Attendees of the OptionInvestor Expo were able to expose themselves to a new tool for understanding market risk in a more quantitative manner last week. How fast things can change and they have changed immensely since the conference ended last Monday. When we were looking at the NASDAQ-100 bullish percent, the index was in "bull alert" status below the 30% level and in the course of just four trading sessions, this indicator has rocketed to 60%. From quantitatively "oversold" to a position on a football field where a bullish trader should at least be willing to kick a field goal should the opposition (the bears) get the football. As it relates to point and figure charting, we'd currently say that the "risk" in this index is now growing for the bulls. The risk that profits might slip away. An excellent strategy here is to begin raising stops on long positions and get the defensive team suited up and standing ready on the sidelines.
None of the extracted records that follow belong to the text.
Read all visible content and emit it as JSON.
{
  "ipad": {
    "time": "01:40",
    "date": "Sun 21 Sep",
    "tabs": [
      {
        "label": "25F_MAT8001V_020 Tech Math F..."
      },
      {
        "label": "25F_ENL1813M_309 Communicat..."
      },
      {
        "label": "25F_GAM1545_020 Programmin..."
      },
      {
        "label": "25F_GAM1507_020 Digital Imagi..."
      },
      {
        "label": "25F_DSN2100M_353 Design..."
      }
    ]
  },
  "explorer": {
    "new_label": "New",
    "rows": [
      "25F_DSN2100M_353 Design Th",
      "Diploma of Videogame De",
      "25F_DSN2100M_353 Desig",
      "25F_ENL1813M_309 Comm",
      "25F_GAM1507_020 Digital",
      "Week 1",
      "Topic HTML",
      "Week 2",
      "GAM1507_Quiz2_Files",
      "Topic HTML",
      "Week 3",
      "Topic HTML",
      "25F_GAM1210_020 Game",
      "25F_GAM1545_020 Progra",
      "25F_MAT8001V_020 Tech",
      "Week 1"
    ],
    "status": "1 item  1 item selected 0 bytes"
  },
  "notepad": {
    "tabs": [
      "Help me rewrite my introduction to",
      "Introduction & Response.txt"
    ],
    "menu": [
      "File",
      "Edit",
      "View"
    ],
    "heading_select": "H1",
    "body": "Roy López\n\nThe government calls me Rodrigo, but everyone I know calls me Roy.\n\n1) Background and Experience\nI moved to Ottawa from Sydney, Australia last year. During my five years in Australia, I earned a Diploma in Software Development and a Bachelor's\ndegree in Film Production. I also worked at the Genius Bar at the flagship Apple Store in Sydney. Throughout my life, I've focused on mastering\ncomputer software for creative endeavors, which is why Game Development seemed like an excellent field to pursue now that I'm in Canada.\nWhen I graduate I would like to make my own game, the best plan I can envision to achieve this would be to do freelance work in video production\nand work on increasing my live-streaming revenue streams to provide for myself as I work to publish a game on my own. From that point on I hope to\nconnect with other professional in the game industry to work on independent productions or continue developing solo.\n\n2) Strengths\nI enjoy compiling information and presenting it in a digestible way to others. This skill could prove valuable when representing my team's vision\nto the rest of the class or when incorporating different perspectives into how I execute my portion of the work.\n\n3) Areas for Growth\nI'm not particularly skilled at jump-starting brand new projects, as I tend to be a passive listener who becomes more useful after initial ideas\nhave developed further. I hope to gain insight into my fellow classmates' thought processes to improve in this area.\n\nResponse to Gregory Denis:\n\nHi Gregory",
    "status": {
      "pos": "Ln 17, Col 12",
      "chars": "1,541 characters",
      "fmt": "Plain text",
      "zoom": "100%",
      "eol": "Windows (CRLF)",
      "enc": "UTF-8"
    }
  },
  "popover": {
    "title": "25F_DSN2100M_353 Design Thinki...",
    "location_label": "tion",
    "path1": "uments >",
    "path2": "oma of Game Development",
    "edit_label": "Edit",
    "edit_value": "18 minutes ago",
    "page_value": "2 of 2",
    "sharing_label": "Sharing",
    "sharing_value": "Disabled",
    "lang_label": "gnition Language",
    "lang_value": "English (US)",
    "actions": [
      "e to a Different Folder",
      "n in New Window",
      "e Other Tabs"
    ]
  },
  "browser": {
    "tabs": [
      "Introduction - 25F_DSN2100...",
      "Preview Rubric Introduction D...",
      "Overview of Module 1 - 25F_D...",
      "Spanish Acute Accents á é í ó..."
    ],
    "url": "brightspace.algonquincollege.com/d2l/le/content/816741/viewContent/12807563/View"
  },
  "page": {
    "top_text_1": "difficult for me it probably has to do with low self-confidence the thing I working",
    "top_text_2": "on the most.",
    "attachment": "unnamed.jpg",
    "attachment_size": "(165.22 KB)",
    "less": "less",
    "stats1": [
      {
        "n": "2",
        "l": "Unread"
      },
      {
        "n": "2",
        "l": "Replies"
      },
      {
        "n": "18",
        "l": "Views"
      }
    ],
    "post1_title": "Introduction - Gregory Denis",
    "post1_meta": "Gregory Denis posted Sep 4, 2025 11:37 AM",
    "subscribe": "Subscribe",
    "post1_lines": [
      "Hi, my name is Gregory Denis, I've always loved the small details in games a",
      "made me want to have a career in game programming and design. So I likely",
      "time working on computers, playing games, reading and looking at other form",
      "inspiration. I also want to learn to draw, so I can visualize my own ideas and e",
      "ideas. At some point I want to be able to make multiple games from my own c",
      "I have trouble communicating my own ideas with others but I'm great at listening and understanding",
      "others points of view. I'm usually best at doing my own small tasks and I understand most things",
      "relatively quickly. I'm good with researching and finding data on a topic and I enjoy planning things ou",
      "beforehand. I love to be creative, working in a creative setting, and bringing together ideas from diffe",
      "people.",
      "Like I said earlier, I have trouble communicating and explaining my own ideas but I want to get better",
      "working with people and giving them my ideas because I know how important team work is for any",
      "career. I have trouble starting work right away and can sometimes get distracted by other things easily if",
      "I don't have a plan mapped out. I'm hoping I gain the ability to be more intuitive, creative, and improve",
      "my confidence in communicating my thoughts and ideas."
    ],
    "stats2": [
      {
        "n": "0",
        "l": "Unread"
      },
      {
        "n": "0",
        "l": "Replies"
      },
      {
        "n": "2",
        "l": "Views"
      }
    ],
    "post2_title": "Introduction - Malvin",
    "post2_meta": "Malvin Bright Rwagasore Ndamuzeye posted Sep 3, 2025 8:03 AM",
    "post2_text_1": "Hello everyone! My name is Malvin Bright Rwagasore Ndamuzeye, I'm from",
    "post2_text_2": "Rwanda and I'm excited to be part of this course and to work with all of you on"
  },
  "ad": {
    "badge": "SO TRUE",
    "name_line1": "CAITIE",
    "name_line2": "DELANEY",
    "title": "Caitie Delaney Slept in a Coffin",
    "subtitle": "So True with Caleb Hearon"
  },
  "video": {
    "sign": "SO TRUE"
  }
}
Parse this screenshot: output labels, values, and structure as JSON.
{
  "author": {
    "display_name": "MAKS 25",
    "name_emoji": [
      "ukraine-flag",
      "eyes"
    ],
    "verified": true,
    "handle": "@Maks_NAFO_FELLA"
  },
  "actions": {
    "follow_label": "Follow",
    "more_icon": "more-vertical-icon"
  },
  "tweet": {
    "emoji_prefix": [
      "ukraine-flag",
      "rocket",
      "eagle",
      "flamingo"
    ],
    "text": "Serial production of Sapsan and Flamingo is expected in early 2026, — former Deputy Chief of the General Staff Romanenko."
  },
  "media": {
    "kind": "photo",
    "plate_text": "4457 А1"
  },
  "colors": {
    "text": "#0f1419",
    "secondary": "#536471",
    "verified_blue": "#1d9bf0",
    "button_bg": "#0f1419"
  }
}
NASDAQ-100 Bullish Percent - 2% box scale

Traders can monitor the bullish percent daily on www.stockcharts.com for several indexes. Risk levels can be measured every day for the NASDAQ-100 ($BPNDX) and other indices at www.stockcharts.com. You can see from the above chart that levels above 70 aren't uncommon and is often times a level where "overbought" conditions exist. The bullish percent isn't necessarily used to predict future price gains or losses, but used widely by institutions to help assess risk in various markets and indices.

S&P 500 Bullish Percent - 2% scale

We looked at the above chart of the S&P 500 at the OptionInvestor Expo and pointed out that the SPX had reversed into a column of X's and had things in a "bear correction" status. This was just before we noticed a triangle formation for the SPX developing in its point and figure chart. Well, on Tuesday, the SPX set off a bullish triangle pattern and the bullish percent for the SPX has reached the 52%. If 52% of the stocks in the SPX are on a point and figure buy signal that must mean that approximately 260 stocks in that index have given supply/demand buy signals. Notice how the bullish percent chart gave a "sell signal" (column of O's exceeding a previous column of O's) on the above chart. Not check out a point/figure chart of the SPX and see if you can now understand how to use the bullish percent and point/figure chart of the SPX together to see what is going on and how to manage your account going forward.

S&P 500 Index Chart - $10 box scale

By looking at the bullish percent and getting a feel for risk, we can then begin to perhaps understand what is going on in the SPX and what lies ahead. I'm observing that the SPX bullish percent has rallied right up to a level of bullishness where this indicator broke down in March (red 3 on bullish percent chart). You can see on the above chart that the bullish percent must therefore have given traders a "heads up" to coming weakness in the index as the breakdown in the SPX didn't come until two columns of data after March was entered on the above chart (red 3). Today, we now see how the bullish percent has rallied right back to a level where the breakdown occurred AND the SPX point/figure chart is sitting right near the 1,180 level. A level where it has had a tough time trading 1,190 two times previous. Institutions are a funny bunch, but they do know how to manage risk. Doesn't it make sense that they would be somewhat likely to begin shifting some risk (by selling stocks or hedging) near current levels? I think so and that is why I was trying to get some traders to at least be thinking of writing some covered calls or snugging up stops on long positions on Thursday. I'm writing all of this information on Thursday evening and we'll see how things play out on Monday. If equity futures are lower Monday morning, I think we could see a pullback to the 1,150 level. If futures look hot to the upside, I think the 1,210 level is achievable, but by then the bullish percent should be getting pretty close to a near-term historical high reading. For a bullish trader, the thing you want to be most concerned with is a reversal in the bullish percent chart to 46%. That would have the BEARS taking the ball from the BULLS and a time to begin playing some defense.